The Pope on Jesus, a review in First Things

The October edition of First Things, which I have just had a chance to look through, has a review of Pope Benedict XVI's second volume of Jesus of Nazareth ("Reading the Gospels with Benedict XVI", pp. 35-40). The review by Bruce Marshall is a good read, especially given that I do want to read Ratzinger's work on Jesus. There are a number of things about the review that could be mentioned, but I do want to note a discussion that comes toward the end of the review about the relationship between Biblical Studies and Theology.

What sparks these comments by Marshall is the "frosty reception" that the he says the pope's book has been given by biblical scholars. He states that among other things: "...the book was dismissed as a misbegotten hybrid of critical scholarship and Catholic devotion..." (p. 39). And yes, that would cause some problems for the more historical-critically minded biblical scholar.

Marshall continues, "Undeterred by such criticism from the guild of professional exegetes, the pope clearly has no intention of reading, say, the Gospel of Matthew simply as an independent literary artifact but accepts it as one of the canonical gospels--very much including John and not limited to the synoptics." In relation to this, Marshall notes that the pope reads the Gospel texts with Romans 3:25 and Psalm 22, for example.

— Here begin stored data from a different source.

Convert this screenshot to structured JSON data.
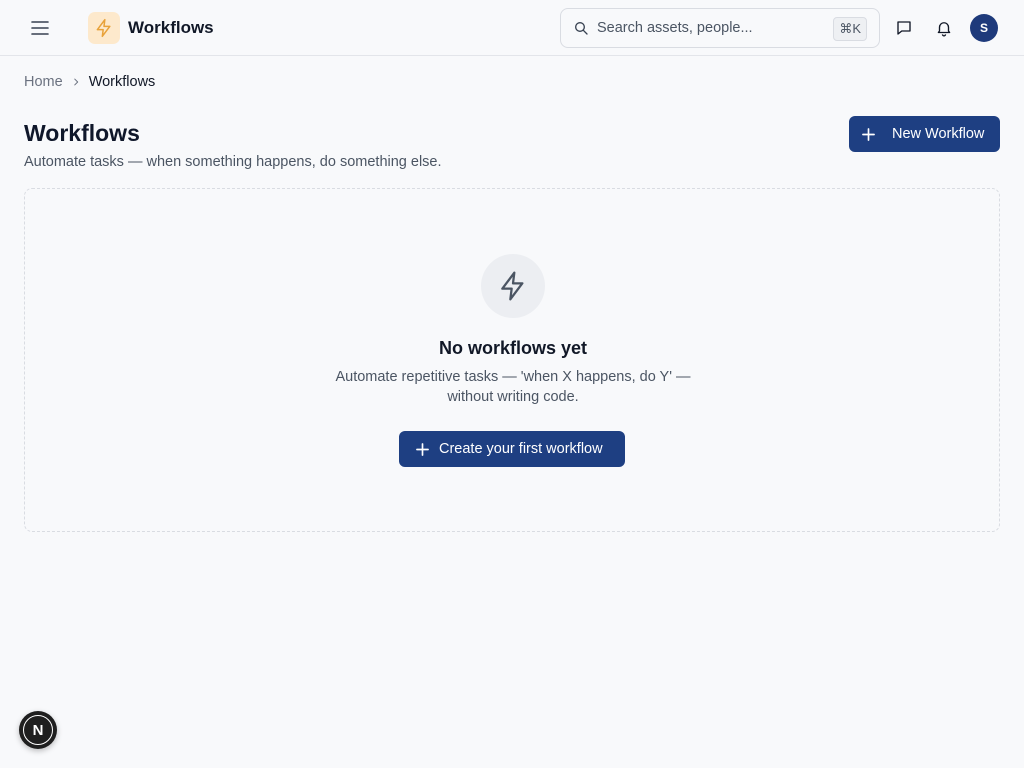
{
  "header": {
    "app_title": "Workflows",
    "menu_icon": "hamburger-menu-icon",
    "logo_icon": "lightning-bolt-icon",
    "search": {
      "placeholder": "Search assets, people...",
      "value": "",
      "shortcut": "⌘K"
    },
    "actions": [
      {
        "icon": "message-icon"
      },
      {
        "icon": "bell-icon"
      }
    ],
    "avatar_initial": "S"
  },
  "breadcrumb": {
    "items": [
      "Home",
      "Workflows"
    ]
  },
  "page": {
    "title": "Workflows",
    "subtitle": "Automate tasks — when something happens, do something else.",
    "new_button_label": "New Workflow"
  },
  "empty_state": {
    "icon": "lightning-bolt-icon",
    "title": "No workflows yet",
    "description": "Automate repetitive tasks — 'when X happens, do Y' — without writing code.",
    "cta_label": "Create your first workflow"
  },
  "dev_badge": {
    "letter": "N"
  },
  "colors": {
    "primary": "#1e3f82",
    "background": "#f8f9fb",
    "logo_bg": "#fde9cc",
    "logo_icon": "#e8a23a",
    "avatar": "#1e3a7b"
  }
}
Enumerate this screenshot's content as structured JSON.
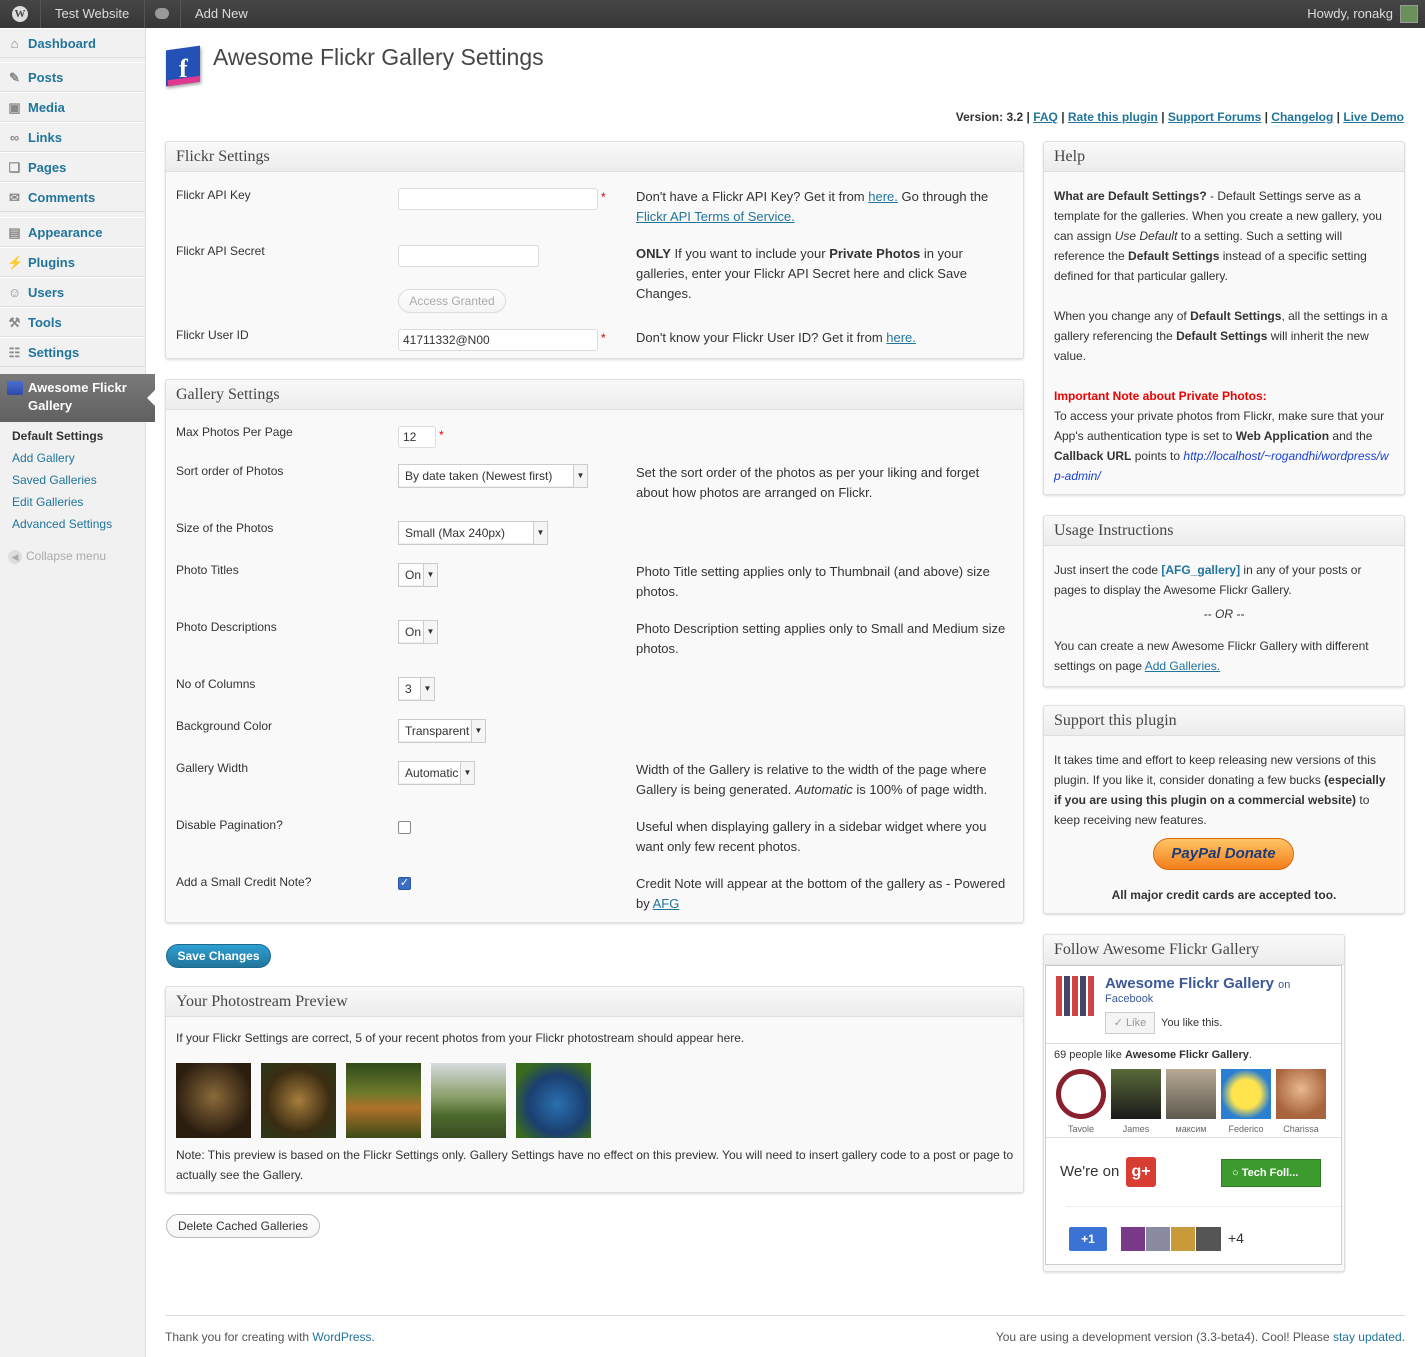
{
  "adminbar": {
    "site": "Test Website",
    "add_new": "Add New",
    "howdy": "Howdy, ronakg"
  },
  "menu": {
    "items": [
      {
        "label": "Dashboard",
        "icon": "dashboard-icon"
      },
      {
        "label": "Posts",
        "icon": "posts-icon"
      },
      {
        "label": "Media",
        "icon": "media-icon"
      },
      {
        "label": "Links",
        "icon": "links-icon"
      },
      {
        "label": "Pages",
        "icon": "pages-icon"
      },
      {
        "label": "Comments",
        "icon": "comments-icon"
      },
      {
        "label": "Appearance",
        "icon": "appearance-icon"
      },
      {
        "label": "Plugins",
        "icon": "plugins-icon"
      },
      {
        "label": "Users",
        "icon": "users-icon"
      },
      {
        "label": "Tools",
        "icon": "tools-icon"
      },
      {
        "label": "Settings",
        "icon": "settings-icon"
      }
    ],
    "current": "Awesome Flickr Gallery",
    "submenu": [
      "Default Settings",
      "Add Gallery",
      "Saved Galleries",
      "Edit Galleries",
      "Advanced Settings"
    ],
    "collapse": "Collapse menu"
  },
  "header": {
    "title": "Awesome Flickr Gallery Settings",
    "version_label": "Version: 3.2",
    "links": [
      "FAQ",
      "Rate this plugin",
      "Support Forums",
      "Changelog",
      "Live Demo"
    ]
  },
  "flickr_settings": {
    "title": "Flickr Settings",
    "api_key_label": "Flickr API Key",
    "api_key_value": "",
    "api_key_help_pre": "Don't have a Flickr API Key? Get it from ",
    "api_key_help_link": "here.",
    "api_key_help_mid": " Go through the ",
    "api_key_help_link2": "Flickr API Terms of Service.",
    "api_secret_label": "Flickr API Secret",
    "api_secret_value": "",
    "access_btn": "Access Granted",
    "secret_help_b1": "ONLY",
    "secret_help_1": " If you want to include your ",
    "secret_help_b2": "Private Photos",
    "secret_help_2": " in your galleries, enter your Flickr API Secret here and click Save Changes.",
    "user_id_label": "Flickr User ID",
    "user_id_value": "41711332@N00",
    "user_id_help": "Don't know your Flickr User ID? Get it from ",
    "user_id_link": "here."
  },
  "gallery_settings": {
    "title": "Gallery Settings",
    "max_photos_label": "Max Photos Per Page",
    "max_photos_value": "12",
    "sort_label": "Sort order of Photos",
    "sort_value": "By date taken (Newest first)",
    "sort_help": "Set the sort order of the photos as per your liking and forget about how photos are arranged on Flickr.",
    "size_label": "Size of the Photos",
    "size_value": "Small (Max 240px)",
    "titles_label": "Photo Titles",
    "titles_value": "On",
    "titles_help": "Photo Title setting applies only to Thumbnail (and above) size photos.",
    "desc_label": "Photo Descriptions",
    "desc_value": "On",
    "desc_help": "Photo Description setting applies only to Small and Medium size photos.",
    "columns_label": "No of Columns",
    "columns_value": "3",
    "bg_label": "Background Color",
    "bg_value": "Transparent",
    "width_label": "Gallery Width",
    "width_value": "Automatic",
    "width_help_1": "Width of the Gallery is relative to the width of the page where Gallery is being generated. ",
    "width_help_em": "Automatic",
    "width_help_2": " is 100% of page width.",
    "pagination_label": "Disable Pagination?",
    "pagination_checked": false,
    "pagination_help": "Useful when displaying gallery in a sidebar widget where you want only few recent photos.",
    "credit_label": "Add a Small Credit Note?",
    "credit_checked": true,
    "credit_help": "Credit Note will appear at the bottom of the gallery as - Powered by ",
    "credit_link": "AFG"
  },
  "save_button": "Save Changes",
  "preview": {
    "title": "Your Photostream Preview",
    "intro": "If your Flickr Settings are correct, 5 of your recent photos from your Flickr photostream should appear here.",
    "note": "Note: This preview is based on the Flickr Settings only. Gallery Settings have no effect on this preview. You will need to insert gallery code to a post or page to actually see the Gallery."
  },
  "delete_button": "Delete Cached Galleries",
  "help": {
    "title": "Help",
    "q1": "What are Default Settings?",
    "p1a": " - Default Settings serve as a template for the galleries. When you create a new gallery, you can assign ",
    "p1em": "Use Default",
    "p1b": " to a setting. Such a setting will reference the ",
    "p1bold": "Default Settings",
    "p1c": " instead of a specific setting defined for that particular gallery.",
    "p2a": "When you change any of ",
    "p2b1": "Default Settings",
    "p2b": ", all the settings in a gallery referencing the ",
    "p2b2": "Default Settings",
    "p2c": " will inherit the new value.",
    "note_title": "Important Note about Private Photos:",
    "note_a": "To access your private photos from Flickr, make sure that your App's authentication type is set to ",
    "note_b1": "Web Application",
    "note_b": " and the ",
    "note_b2": "Callback URL",
    "note_c": " points to ",
    "note_url": "http://localhost/~rogandhi/wordpress/wp-admin/"
  },
  "usage": {
    "title": "Usage Instructions",
    "p1a": "Just insert the code ",
    "code": "[AFG_gallery]",
    "p1b": " in any of your posts or pages to display the Awesome Flickr Gallery.",
    "or": "-- OR --",
    "p2": "You can create a new Awesome Flickr Gallery with different settings on page ",
    "p2link": "Add Galleries."
  },
  "support": {
    "title": "Support this plugin",
    "p1a": "It takes time and effort to keep releasing new versions of this plugin. If you like it, consider donating a few bucks ",
    "p1bold": "(especially if you are using this plugin on a commercial website)",
    "p1b": " to keep receiving new features.",
    "donate": "PayPal Donate",
    "cards": "All major credit cards are accepted too."
  },
  "follow": {
    "title": "Follow Awesome Flickr Gallery",
    "page_name": "Awesome Flickr Gallery",
    "on": "on",
    "facebook": "Facebook",
    "like": "Like",
    "you_like": "You like this.",
    "count_pre": "69 people like ",
    "count_bold": "Awesome Flickr Gallery",
    "count_post": ".",
    "fans": [
      "Tavole",
      "James",
      "максим",
      "Federico",
      "Charissa"
    ],
    "were_on": "We're on",
    "gplus_btn": "Tech Foll...",
    "plus_one": "+1",
    "plus_count": "+4"
  },
  "footer": {
    "left_pre": "Thank you for creating with ",
    "left_link": "WordPress",
    "left_post": ".",
    "right_pre": "You are using a development version (3.3-beta4). Cool! Please ",
    "right_link": "stay updated",
    "right_post": "."
  },
  "colors": {
    "link": "#21759b",
    "admin_bar": "#464646",
    "important": "#ee0000",
    "donate": "#f57d1a"
  }
}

"Some in the biblical guild embrace this way of reading particular New Testament texts in light of the whole canon, while others resist it. Either way--and this is the point of which Benedict insists--the interpreter of the gospels makes a decision of which no amount of historical evidence can relieve him. Nothing affects our interpretation of a text more than our convictions about what is most relevant to reading the text rightly. The decision to read the gospels as Christian scripture--or not to read them in this way--is ineluctably infiltrated with the reader's convictions about God, about God, about what God may (or may not) be doing with these texts, about the nature of authority of the communities that have held these texts to be sacred Scripture, and much more. It is, in short, a religious decision, which historical considerations alone cannot compel the reader to make one way or the other" (p. 39).

"...But he insists that historical criticism, while a necessary component in an intellectually responsible interpretation of the Bible, must be taken up into a 'hermeneutics of faith' and not the other way around. He deliberately subordinates the methods and results of modern biblical scholarship (historical-critical or otherwise) to the complex ways of reading long practiced by the Church" (p. 40).

Given that these are Marshall's comments on the pope's book and I haven't read either volume of Jesus of Nazareth, I am not in a place to respond apart from some general comments on the topic. I find myself, even though open to a theological reading, leaning toward the textual side of biblical study. Theology needs to arise from the text, and theology informs our reading of Scripture. However, I don't think that theology should dominate the reading of Scripture. Maybe more on that another time.